In a bid to insulate itself against Gleevac's patent expiration and protect billions of dollars in revenue, Novartis set the price for Tasigna at an eye-popping $102,000 a year. Although Tasigna's price eclipses Gleevac, cost doesn't appear to be denting demand. In the third quarter, U.S. sales of Tasigna grew 27%year over year to $141 million and sales outside the U.S. grew 25% to $250 million.
First new treatment in years
Bristol-Myers (BMY 1.33%) gets about $30,000 per injection for its cancer drug Yervoy and since a treatment course of Yervoy includes four injections, Yervoy's $120,000 price tag is 27% more expensive than a full course of Harvoni.
Yervoy was the first new medicine approved for the treatment of advanced melanoma in more than a decade and results from a long term study presented last fall showed that 22% of 1,800 Yervoy patients studied were living three years after treatment, and 17% had survived seven years.
As a result, sky-high pricing and improved efficacy is turning Yervoy into one of Bristol's best sellers. In the third quarter, Yervoy's sales jumped 47% from a year ago to $350 million.
Ever rising prices
Roche's (RHHBY) Kadcyla won approval for use in breast cancer patients last year but it quickly captured payer's attention not for its efficacy, but for its high price. The cost of Kadcyla totals around $144,000, which is 52% higher than Harvoni's price and far north of the cost for Roche's other breast cancer drugs Perjeta, which costs about $91,000, and Avastin, which costs roughly $40,000.

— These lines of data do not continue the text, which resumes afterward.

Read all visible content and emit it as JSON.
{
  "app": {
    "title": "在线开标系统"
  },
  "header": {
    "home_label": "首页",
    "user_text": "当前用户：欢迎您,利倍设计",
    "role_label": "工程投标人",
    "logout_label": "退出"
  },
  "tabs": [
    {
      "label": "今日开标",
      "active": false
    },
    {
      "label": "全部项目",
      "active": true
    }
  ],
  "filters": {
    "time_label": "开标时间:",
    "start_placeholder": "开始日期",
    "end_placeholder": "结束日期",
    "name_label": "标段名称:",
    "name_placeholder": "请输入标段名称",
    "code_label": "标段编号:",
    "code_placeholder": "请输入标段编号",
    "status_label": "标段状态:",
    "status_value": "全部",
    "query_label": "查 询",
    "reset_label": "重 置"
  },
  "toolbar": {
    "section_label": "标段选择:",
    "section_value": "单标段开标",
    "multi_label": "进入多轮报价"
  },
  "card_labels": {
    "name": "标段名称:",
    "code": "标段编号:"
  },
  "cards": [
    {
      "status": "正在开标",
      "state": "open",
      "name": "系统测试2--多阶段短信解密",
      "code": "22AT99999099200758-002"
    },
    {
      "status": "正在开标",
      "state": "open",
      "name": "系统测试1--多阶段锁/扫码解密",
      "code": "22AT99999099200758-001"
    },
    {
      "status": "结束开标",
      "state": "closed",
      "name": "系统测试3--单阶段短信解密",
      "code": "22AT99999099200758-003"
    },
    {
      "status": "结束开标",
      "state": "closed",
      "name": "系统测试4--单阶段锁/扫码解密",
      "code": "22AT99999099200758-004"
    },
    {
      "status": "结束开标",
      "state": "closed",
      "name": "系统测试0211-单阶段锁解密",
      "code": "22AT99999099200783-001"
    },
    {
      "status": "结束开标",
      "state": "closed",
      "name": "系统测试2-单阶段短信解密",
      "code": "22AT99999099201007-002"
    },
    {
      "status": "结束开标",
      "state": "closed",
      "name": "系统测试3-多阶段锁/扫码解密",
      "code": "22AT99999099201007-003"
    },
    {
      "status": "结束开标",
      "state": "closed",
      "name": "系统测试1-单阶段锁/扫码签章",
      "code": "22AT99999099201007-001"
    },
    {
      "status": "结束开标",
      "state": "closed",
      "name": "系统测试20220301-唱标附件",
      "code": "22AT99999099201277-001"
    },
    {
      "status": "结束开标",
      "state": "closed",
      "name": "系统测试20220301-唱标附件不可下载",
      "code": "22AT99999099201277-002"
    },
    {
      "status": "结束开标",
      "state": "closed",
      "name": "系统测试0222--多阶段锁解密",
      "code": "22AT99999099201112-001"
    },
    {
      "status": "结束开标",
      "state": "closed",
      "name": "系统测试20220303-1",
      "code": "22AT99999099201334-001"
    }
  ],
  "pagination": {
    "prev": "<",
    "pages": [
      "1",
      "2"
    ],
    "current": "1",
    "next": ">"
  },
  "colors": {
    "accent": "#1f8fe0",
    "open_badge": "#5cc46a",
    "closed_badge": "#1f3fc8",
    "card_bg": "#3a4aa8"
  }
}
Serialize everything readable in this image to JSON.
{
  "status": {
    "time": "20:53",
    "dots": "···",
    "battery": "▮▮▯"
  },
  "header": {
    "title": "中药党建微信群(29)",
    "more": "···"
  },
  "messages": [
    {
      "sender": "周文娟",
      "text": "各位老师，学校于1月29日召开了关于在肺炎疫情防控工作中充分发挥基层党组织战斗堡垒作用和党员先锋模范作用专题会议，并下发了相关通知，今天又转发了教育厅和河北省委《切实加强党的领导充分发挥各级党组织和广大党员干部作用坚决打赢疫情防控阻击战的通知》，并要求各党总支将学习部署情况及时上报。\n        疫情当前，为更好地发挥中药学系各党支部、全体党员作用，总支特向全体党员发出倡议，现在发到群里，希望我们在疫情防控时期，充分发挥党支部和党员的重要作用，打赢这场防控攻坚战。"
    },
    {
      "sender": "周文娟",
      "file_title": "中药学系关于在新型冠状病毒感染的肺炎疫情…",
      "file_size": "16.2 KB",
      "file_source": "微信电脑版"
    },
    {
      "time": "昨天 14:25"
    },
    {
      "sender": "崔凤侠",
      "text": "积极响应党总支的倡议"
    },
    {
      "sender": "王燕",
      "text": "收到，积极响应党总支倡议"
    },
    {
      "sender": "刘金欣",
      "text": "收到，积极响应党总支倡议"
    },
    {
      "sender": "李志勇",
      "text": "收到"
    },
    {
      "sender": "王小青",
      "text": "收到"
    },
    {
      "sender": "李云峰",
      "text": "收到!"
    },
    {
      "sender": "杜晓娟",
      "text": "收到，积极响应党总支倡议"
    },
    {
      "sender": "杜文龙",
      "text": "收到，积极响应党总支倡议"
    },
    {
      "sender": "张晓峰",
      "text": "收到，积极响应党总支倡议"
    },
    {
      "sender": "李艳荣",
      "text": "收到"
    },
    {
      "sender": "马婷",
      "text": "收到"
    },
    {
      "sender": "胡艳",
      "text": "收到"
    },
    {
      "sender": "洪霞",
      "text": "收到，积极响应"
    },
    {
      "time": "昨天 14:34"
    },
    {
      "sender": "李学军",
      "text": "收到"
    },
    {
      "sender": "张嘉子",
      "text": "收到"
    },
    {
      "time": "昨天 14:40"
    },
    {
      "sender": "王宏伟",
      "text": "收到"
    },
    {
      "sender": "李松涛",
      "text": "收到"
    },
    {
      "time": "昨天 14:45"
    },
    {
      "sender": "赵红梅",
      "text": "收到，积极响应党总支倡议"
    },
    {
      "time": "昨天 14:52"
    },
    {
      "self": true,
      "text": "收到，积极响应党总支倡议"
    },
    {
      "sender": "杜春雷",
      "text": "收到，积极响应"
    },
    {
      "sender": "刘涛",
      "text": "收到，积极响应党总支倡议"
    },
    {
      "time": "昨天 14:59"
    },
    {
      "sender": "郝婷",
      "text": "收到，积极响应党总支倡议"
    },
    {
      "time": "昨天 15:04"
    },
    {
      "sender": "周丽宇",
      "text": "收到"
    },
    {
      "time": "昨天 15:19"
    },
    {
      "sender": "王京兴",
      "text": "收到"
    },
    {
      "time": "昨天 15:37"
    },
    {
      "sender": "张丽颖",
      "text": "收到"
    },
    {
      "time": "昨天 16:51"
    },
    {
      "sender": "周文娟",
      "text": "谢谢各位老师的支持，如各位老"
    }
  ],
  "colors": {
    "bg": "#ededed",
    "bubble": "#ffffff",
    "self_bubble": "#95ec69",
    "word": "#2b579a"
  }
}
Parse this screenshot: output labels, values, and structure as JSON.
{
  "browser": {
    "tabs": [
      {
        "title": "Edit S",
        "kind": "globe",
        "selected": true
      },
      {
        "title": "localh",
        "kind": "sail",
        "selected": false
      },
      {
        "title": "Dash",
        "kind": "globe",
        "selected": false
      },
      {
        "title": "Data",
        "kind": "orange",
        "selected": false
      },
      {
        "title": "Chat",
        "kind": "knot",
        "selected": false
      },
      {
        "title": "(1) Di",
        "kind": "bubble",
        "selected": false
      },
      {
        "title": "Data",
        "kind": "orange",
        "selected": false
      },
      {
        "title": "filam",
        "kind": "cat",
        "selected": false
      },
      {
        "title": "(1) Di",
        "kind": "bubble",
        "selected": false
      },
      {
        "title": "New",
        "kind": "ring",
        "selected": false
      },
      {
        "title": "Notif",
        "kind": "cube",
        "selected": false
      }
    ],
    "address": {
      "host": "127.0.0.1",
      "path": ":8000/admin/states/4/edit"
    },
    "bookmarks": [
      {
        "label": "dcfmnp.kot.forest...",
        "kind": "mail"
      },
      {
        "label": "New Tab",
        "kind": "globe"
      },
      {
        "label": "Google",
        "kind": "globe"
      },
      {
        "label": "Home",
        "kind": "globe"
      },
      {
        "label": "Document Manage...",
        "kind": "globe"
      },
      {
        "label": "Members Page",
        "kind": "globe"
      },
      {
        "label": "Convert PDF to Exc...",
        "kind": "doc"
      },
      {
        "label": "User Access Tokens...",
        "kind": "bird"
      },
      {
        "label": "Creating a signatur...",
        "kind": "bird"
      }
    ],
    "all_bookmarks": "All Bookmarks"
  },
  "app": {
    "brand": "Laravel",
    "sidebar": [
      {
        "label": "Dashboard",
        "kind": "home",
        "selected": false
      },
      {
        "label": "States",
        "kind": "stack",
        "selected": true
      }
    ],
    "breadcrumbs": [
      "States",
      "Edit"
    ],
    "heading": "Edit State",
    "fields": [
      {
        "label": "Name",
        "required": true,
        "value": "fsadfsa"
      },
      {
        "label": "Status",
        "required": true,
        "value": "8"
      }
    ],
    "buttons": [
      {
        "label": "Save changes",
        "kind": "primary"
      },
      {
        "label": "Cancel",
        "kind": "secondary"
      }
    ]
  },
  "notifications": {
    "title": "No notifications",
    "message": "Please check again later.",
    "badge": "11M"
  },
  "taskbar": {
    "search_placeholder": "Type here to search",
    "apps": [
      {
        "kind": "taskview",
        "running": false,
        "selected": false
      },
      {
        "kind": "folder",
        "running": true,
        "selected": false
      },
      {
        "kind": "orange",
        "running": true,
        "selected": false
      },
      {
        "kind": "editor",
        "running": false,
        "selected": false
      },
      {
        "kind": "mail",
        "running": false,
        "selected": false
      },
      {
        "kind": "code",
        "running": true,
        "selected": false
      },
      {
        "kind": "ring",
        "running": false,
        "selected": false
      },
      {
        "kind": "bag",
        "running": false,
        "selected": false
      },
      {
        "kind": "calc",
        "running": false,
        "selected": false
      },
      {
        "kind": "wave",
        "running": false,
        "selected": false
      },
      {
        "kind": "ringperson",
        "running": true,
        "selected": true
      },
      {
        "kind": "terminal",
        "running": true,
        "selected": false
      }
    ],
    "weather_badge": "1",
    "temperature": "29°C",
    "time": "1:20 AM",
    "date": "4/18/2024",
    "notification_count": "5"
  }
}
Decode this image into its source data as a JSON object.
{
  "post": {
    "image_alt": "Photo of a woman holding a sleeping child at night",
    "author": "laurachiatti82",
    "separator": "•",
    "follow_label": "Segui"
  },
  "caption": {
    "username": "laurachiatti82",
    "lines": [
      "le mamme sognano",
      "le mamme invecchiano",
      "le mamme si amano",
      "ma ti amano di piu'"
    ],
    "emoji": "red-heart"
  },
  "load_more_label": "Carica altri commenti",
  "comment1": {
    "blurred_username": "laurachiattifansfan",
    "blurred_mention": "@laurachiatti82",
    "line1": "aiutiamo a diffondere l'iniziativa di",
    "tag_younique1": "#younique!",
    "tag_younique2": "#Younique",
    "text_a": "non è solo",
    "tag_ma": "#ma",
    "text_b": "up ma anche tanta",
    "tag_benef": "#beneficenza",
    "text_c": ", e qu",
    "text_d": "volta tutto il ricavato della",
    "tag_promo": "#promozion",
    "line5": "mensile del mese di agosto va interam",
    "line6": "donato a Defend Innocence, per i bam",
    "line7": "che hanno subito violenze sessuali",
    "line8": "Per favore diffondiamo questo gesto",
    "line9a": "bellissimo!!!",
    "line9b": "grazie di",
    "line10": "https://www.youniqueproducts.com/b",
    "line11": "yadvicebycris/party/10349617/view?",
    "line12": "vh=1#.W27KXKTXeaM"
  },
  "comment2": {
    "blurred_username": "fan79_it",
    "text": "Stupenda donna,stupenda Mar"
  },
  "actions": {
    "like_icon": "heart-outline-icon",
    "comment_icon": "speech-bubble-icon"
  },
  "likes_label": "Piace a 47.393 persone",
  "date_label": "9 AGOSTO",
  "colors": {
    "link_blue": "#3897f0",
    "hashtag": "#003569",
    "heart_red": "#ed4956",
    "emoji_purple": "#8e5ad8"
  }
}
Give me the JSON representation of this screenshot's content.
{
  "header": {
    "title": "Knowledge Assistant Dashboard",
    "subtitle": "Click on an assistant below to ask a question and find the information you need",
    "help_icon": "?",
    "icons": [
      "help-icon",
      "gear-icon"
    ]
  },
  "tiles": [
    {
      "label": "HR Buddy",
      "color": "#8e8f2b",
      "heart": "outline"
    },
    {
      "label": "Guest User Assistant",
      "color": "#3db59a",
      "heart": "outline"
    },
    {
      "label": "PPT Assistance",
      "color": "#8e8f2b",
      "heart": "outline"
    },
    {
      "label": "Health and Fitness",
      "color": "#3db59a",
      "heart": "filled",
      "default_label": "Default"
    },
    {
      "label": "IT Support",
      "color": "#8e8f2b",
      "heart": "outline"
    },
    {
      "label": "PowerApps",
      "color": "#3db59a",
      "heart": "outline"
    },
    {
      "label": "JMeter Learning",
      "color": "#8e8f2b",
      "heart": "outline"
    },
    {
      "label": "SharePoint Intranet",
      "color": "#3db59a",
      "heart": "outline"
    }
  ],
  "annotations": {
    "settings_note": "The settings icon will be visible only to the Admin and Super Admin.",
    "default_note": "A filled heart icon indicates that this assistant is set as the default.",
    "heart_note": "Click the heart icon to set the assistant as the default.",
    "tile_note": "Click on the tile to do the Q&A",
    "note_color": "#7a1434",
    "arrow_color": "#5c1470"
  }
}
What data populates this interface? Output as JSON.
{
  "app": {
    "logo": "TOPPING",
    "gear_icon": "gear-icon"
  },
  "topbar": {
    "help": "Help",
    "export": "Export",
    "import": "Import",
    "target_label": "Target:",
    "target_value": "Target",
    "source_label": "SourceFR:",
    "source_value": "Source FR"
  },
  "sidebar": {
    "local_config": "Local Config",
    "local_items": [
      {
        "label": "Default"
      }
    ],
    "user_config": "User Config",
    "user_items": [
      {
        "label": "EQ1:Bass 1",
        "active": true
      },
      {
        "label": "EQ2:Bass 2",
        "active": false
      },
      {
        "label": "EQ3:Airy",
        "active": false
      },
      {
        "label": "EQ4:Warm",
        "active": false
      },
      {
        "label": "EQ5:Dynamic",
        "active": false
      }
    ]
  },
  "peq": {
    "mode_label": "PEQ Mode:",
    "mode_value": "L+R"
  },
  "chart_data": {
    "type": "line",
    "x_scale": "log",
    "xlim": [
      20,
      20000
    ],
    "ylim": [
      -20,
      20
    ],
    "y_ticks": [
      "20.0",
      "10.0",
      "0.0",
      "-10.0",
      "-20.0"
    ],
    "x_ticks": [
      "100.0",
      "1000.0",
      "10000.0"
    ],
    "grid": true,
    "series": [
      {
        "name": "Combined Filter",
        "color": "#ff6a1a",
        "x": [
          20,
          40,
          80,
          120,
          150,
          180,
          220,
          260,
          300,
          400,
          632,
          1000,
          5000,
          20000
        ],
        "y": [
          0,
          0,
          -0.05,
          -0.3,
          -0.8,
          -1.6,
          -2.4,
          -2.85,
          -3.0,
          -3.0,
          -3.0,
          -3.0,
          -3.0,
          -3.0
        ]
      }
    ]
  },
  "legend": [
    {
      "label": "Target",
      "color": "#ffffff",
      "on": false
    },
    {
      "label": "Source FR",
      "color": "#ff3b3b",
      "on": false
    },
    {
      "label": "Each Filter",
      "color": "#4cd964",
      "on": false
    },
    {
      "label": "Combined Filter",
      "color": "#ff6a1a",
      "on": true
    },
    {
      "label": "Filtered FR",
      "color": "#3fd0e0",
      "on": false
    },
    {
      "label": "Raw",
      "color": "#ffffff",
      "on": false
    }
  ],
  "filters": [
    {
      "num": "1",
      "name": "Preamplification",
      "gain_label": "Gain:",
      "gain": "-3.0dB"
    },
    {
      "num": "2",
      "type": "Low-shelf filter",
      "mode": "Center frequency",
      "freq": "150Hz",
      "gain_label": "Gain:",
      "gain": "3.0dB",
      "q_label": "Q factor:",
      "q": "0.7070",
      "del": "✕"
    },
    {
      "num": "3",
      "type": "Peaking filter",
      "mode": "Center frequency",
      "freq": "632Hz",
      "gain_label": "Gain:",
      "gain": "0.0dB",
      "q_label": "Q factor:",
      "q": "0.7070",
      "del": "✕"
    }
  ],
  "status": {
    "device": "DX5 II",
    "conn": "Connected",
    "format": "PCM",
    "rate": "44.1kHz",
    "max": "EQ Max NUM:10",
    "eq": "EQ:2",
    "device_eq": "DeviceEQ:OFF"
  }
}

Although clinical studies show that Kadcyla can extend patient lives by an additional six months, price regulators in the United Kingdom aren't impressed. National healthcare payers in England and Scotland have decided that they won't pay for the drug, arguing that its benefit doesn't justify its cost. That decision prompted more than 30,000 people to sign a petition asking Roche to cut its price. Given that U.K. regulators are known for sharp elbows in negotiating drug costs, it wouldn't be shocking if Roche eventually offers them a discount. Regardless, Kadcyla's high price and rising demand has led to sales jumping 148% through the first nine months of this year to $385 million.
Fool-worthy thoughts
Each of these drugs carries a cost higher than Gilead's Harvoni, but none work as well. During trials, up to 99% of patients given Harvoni achieved a functional cure and that means that Harvoni is revolutionizing hepatitis C treatment. An argument can be made that Bristol-Myers, Novartis', and Roche have priced their drugs at levels to recoup development costs, which can total into the hundreds of millions of dollars, and that their drugs offer new found hope to thousands of patients, but absent a cure its hard to argue that any offer payers a better value than Harvoni. Regardless, given that medicine is increasingly migrating toward gene based drugs that are even more costly to develop, payer pushback on pricing isn't likely to end anytime soon.